Liability of Surety of a Contract

 The liability of a surety is the cornerstone of a contract of guarantee. Under the Indian Contract Act, 1872, the surety’s obligation is "accessorial," meaning it depends on the existence of a valid underlying debt owed by the Principal Debtor to the Creditor.

1. The Principle of Co-extensive Liability (Section 128)

The primary rule is that the liability of the surety is co-extensive with that of the principal debtor, unless otherwise provided by the contract.
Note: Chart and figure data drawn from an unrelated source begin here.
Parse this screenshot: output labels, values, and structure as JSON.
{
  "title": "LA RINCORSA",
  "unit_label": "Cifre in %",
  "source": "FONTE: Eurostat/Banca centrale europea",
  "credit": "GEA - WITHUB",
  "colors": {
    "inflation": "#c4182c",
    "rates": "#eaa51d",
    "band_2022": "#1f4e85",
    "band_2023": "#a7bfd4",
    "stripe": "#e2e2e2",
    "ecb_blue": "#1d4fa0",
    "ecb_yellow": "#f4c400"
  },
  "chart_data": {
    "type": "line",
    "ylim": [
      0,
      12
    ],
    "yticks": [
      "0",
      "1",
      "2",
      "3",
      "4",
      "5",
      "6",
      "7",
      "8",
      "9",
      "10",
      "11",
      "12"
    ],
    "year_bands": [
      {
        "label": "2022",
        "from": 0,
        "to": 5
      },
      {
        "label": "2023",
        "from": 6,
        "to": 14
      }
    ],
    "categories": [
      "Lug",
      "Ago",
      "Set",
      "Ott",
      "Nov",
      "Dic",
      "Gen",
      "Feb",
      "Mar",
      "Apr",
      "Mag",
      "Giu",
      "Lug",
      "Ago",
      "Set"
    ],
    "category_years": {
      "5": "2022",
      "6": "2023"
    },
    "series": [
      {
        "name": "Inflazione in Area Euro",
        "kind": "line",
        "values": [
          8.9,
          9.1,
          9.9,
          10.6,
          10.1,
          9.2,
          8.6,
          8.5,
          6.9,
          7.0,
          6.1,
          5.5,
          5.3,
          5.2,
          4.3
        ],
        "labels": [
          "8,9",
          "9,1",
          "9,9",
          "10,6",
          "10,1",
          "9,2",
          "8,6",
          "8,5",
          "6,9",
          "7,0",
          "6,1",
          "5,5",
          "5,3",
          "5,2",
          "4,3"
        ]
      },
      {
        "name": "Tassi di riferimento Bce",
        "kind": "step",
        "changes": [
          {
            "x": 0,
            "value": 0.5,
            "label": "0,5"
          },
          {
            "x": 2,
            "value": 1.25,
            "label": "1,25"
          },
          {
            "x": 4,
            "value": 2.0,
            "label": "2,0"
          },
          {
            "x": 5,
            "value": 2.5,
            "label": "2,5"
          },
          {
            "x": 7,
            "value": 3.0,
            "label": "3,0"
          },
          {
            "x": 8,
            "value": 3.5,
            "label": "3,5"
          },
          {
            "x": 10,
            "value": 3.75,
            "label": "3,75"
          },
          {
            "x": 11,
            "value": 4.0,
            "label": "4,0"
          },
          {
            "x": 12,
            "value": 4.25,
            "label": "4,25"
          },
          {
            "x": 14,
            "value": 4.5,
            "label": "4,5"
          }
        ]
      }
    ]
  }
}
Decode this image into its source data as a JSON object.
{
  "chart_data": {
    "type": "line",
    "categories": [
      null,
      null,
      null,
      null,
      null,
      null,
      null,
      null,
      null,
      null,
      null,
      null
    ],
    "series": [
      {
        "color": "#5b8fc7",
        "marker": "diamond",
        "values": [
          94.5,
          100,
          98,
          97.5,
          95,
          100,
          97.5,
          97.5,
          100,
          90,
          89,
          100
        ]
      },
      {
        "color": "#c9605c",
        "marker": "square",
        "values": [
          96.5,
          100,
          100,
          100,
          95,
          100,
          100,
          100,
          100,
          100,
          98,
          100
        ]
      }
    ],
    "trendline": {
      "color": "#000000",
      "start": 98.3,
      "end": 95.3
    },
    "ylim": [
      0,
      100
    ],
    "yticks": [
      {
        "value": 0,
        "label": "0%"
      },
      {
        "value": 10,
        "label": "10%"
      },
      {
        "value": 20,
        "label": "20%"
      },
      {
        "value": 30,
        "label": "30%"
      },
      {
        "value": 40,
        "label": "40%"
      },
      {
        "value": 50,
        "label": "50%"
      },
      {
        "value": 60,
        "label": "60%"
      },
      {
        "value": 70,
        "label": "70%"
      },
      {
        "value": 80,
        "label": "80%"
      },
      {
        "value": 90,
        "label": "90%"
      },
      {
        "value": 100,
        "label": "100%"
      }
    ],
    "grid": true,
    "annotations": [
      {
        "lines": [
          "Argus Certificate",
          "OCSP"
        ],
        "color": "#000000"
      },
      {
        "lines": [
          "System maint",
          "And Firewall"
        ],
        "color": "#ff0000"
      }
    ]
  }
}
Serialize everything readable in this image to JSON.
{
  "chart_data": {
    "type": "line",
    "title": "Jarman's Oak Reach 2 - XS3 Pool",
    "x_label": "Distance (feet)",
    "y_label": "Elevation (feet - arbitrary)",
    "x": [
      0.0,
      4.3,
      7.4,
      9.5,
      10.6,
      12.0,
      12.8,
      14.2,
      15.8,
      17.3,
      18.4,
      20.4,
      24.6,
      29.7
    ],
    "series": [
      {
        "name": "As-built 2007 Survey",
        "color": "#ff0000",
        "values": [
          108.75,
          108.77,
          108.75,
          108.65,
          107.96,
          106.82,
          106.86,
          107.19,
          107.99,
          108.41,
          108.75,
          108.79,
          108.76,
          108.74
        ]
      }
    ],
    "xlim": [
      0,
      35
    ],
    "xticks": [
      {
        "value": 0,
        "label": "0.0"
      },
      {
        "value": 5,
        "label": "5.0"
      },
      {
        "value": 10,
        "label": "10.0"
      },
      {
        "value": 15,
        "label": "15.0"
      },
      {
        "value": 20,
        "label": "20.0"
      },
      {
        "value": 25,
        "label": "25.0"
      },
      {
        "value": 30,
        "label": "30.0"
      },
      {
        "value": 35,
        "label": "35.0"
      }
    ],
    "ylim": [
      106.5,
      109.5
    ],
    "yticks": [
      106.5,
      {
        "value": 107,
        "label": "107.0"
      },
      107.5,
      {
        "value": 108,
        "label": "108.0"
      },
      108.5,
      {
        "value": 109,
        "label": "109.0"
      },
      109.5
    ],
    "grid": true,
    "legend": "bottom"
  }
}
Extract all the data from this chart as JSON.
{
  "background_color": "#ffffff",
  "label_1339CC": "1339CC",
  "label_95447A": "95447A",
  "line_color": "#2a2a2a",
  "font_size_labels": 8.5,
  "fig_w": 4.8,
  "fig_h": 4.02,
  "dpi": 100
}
This means the surety is liable for the exact amount (including interest and costs) for which the debtor is liable.

  • Immediate Liability: The creditor does not need to exhaust all remedies against the debtor before suing the surety. The moment the debtor defaults, the surety becomes liable.

  • Case Law: Bank of Bihar Ltd v. Damodar Prasad (1969). The Supreme Court of India held that a creditor cannot be compelled to sue the debtor first. The court clarified that "solvency of the principal debtor is no ground for restraining the execution of a decree against the surety."

2. Liability when the Original Contract is Void

Generally, if the main contract between the debtor and creditor is void, the guarantee is also void. However, there is a significant exception regarding minors.

  • Case Law: Kashiba v. Shripat (1894). In this case, it was established that if the principal debtor is a minor (making the main contract void), the surety is still liable. In such scenarios, the surety is often treated as a "principal debtor" themselves to ensure the creditor is not left without a remedy.

3. Liability in Continuing Guarantees (Section 129)

A liability may extend to a series of transactions rather than a single debt. This is known as a continuing guarantee.

  • Case Law: Kay v. Groves (1829). The court distinguished between a guarantee for a specific amount and a guarantee for "any goods" supplied up to a certain limit over time. The surety's liability fluctuates based on the balance due at any given moment during the relationship.

4. Limitations on Surety’s Liability

While the default is co-extensive liability, the surety has the right to cap their exposure.

  • Contractual Limit: A surety can specify a maximum amount. For example, "I guarantee the debt of A to the extent of ₹5,000." If A defaults on ₹10,000, the surety is only liable for ₹5,000.

  • Condition Precedent: If a surety gives a guarantee on the condition that the creditor shall not part with certain securities, and the creditor does so, the surety's liability may be reduced or discharged (Section 141).


Conclusion from Case Law

The judiciary consistently maintains that the surety’s liability is a "matter of contract." In State Bank of India v. Indexport Irrigations (1990), the Supreme Court reiterated that if the decree is against both the debtor and the surety, the decree-holder (creditor) can choose to execute it against the surety first at their own discretion.